Course Highlights: AI/ML tools power search engines and recommendation engines and even your cellphones and Raspberry Pi-class devices; the right application of these tools can fuel AI-for-the-greater-good. ABE 591 is being developed with the curious citizen scientist in mind. Thus, it is expected that the student will have a willingness to delve in data science and engineering principles with the need to go beyond the tools available through various software bundles and packages, focusing on the algorithmic intuition and applications to select research domains inspired by the (food-water-energy) nexus-sensitive global challenges. A lot of these use cases will be inspired by some of the projects in my innovatory that straddle Computer Science & Engineering on the one hand and Digital Agriculture and Health on the other.


ICAN: nexus of (living) Cells and Machines (sensors).


ICAN uses a variety of ML algorithms to identify patterns in data for applications, such as: cluster data (unsupervised learning) into meaningful classes and then label these clusters or to find patterns in data generated from Internet-of-Things (IoT) sensing devices (e.g., ground sensors in farms) or data that is captured by high-throughput genomics sequencers (e.g., Oxford Nanopore sequencers).

In particular, the course will focus on imparting CS-y concepts and tools that will better equip students to pick the right kind of algorithm or platform to “learn” the patterns embedded in the data set and at scale. Here is a snapshot of topics:

Supercomputing clusters and multi-grained parallelization: This will translate to the ability to use supercomputing clusters to scale out the computation and to analyze the data faster. Examples of how distributed computation and multi-grained parallelization to perform faster computation using samples (real and synthetic) data sets will be discussed. Data stories will depict how computing at the edge (also known as fog computing) can be used for some data processing tasks that demand sub-second response times.
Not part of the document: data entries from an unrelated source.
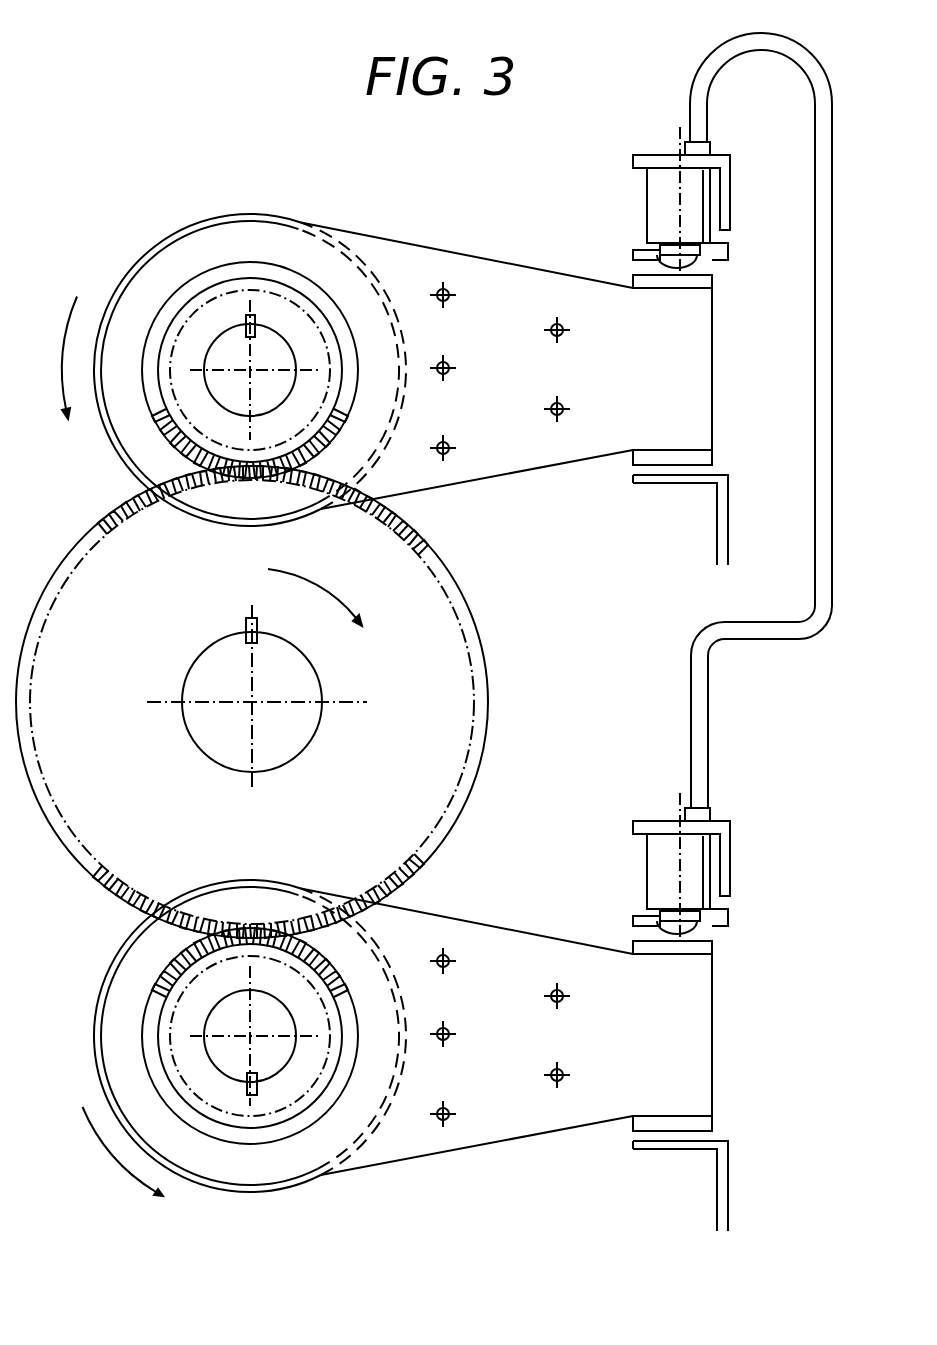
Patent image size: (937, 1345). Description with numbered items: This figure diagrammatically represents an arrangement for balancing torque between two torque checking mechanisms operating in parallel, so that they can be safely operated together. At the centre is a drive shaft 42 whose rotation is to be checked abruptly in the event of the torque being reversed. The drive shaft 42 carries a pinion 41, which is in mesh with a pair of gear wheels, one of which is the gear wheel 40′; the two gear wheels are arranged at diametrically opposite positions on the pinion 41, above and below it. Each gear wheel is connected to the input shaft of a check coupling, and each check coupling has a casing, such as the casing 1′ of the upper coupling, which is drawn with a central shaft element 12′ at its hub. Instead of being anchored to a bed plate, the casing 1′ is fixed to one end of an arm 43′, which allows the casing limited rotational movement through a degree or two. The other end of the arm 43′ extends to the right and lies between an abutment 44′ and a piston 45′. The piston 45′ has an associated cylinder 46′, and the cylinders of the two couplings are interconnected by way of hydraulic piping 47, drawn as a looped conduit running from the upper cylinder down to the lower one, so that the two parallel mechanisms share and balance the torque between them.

The casing 1′ is at (188, 218).
The roller shaft 12′ is at (228, 348).
The gear wheel 40′ is at (165, 425).
The pinion 41 is at (400, 568).
The drive shaft 42 is at (207, 728).
The arm 43′ is at (485, 298).
The abutment 44′ is at (668, 484).
The piston 45′ is at (640, 250).
The cylinder 46′ is at (657, 193).
The hydraulic piping 47 is at (790, 632).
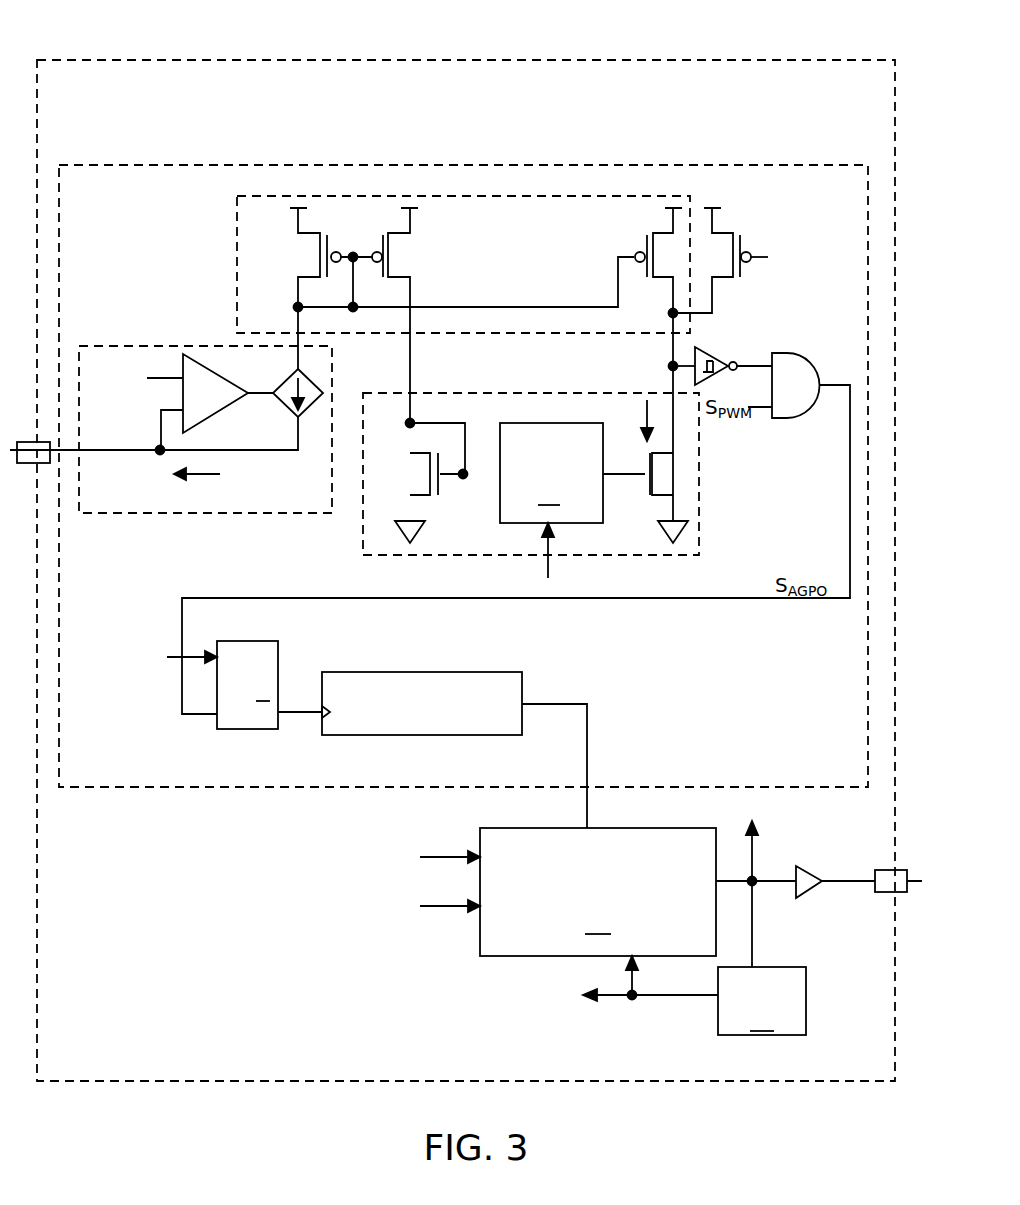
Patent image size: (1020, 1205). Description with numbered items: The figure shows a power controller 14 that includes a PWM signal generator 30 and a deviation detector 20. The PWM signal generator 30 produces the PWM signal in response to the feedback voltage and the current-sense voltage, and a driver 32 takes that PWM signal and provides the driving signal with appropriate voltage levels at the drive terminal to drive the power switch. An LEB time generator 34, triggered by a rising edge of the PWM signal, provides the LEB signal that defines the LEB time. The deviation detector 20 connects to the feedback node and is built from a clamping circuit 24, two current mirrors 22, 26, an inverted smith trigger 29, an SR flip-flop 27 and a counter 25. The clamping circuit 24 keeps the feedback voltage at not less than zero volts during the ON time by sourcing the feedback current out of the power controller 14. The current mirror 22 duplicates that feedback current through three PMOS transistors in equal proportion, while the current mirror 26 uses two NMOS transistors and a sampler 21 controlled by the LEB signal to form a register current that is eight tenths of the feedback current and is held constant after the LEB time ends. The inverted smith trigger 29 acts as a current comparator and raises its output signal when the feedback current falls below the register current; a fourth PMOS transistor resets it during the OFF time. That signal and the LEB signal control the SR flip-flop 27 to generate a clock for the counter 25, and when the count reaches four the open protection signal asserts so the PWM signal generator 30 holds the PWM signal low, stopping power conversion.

From: https://www.networkworld.com/article/3224893/what-is-edge-computing-and-how-it-s-changing-the-network.html


Hardware: Further, some hardware, ranging from microcontrollers to graphics processing units (GPU) and domain-specific accelerators, such as FPGAs, will be covered.

On-device computation: Finally, how TensorFlow and Raspberry Pi work together and how to approximate algorithms to run on embedded devices and real world applications of these deployments will also be discussed.